Crypto Prices

CJ Ujah and Nine Others Face Court Over Cryptocurrency Scam Charges

9 hours ago
1 min read
4 views

Legal Issues for CJ Ujah

CJ Ujah, a British sprinter and Olympic medalist, faced serious legal issues as he and nine others were brought to Chelmsford Crown Court on May 28 linked to an organized cryptocurrency fraud operation. Ujah, who gained notoriety after his positive drug test at the Tokyo Olympics, stands accused of being associated with a criminal gang that reportedly executed a sophisticated scam targeting cryptocurrency users.

Allegations and Scheme Details

Prosecutors have laid out serious allegations against Ujah and his co-defendants, claiming they impersonated law enforcement officers and cryptocurrency executives, making phone calls to deceive victims. This intricate scheme involved securing sensitive information, like seed phrases, from individuals who were led to believe they were communicating with legitimate representatives, leading to significant losses. It is reported that one victim lost a staggering sum of $403,500 (£300,000) due to the fraud.

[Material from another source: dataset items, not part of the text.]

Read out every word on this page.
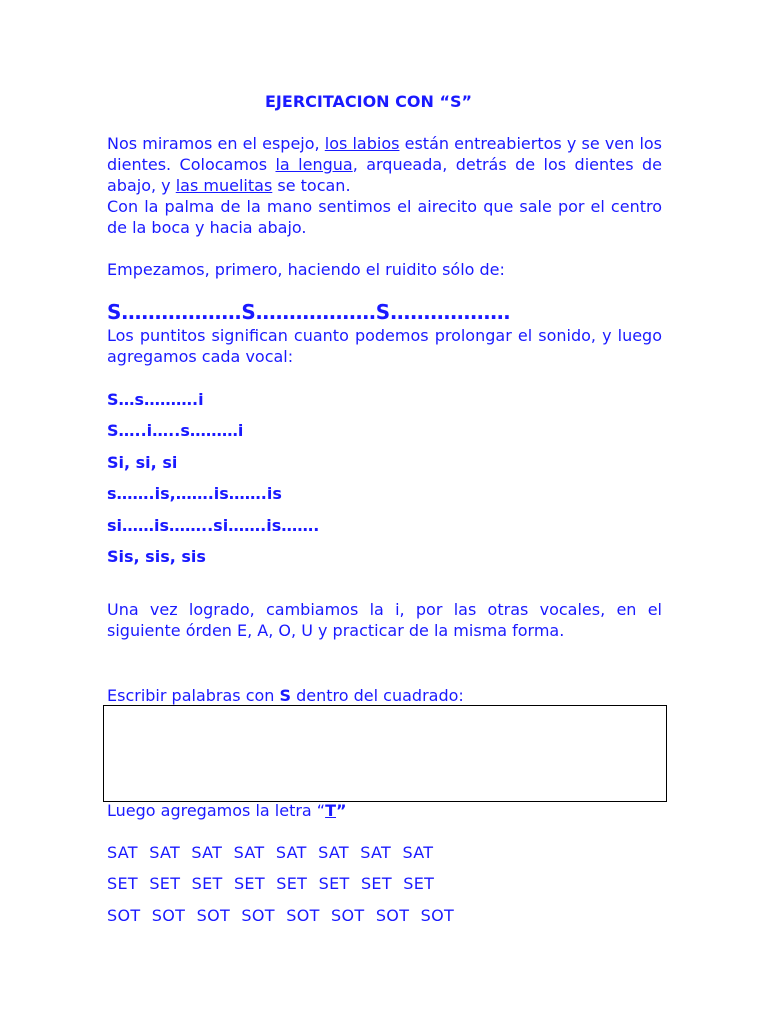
EJERCITACION CON “S”

Nos miramos en el espejo, los labios están entreabiertos y se ven los dientes. Colocamos la lengua, arqueada, detrás de los dientes de abajo, y las muelitas se tocan.

Con la palma de la mano sentimos el airecito que sale por el centro de la boca y hacia abajo.

Empezamos, primero, haciendo el ruidito sólo de:

S………………S………………S………………

Los puntitos significan cuanto podemos prolongar el sonido, y luego agregamos cada vocal:

S…s……….i

S…..i…..s………i

Si, si, si

s…….is,…….is…….is

si……is……..si…….is…….

Sis, sis, sis

Una vez logrado, cambiamos la i, por las otras vocales, en el siguiente órden E, A, O, U y practicar de la misma forma.

Escribir palabras con S dentro del cuadrado:

Luego agregamos la letra “T”

SAT SAT SAT SAT SAT SAT SAT SAT

SET SET SET SET SET SET SET SET

SOT SOT SOT SOT SOT SOT SOT SOT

Ujah’s Athletic Background

Ujah, 32, gained fame not only for his athletic prowess — notably breaking the 10-second mark in the 100 meters and contributing to a gold medal win for Britain in the 4×100-meter relay at the 2017 World Athletics Championships — but also for the scandal that resulted in the British relay team being stripped of their Olympic medals following his doping violation. Although Ujah was exonerated of intentional doping, he has not participated in professional athletics since April 2025.

Court Proceedings and Future Steps

After their court appearance, the judge decided to keep four of the accused — Brandon Mingeli, Louis Richards-Miller, Joseph Umoru, and Jami Durston — in custody, while the other six, including Ujah, were granted bail. All defendants are slated to return for further court proceedings on July 24, as investigations into this fraudulent scheme continue to unfold.

Implications for Cryptocurrency

The case highlights ongoing issues within the rapidly changing cryptocurrency landscape, where scams have proliferated, often leaving ordinary investors vulnerable.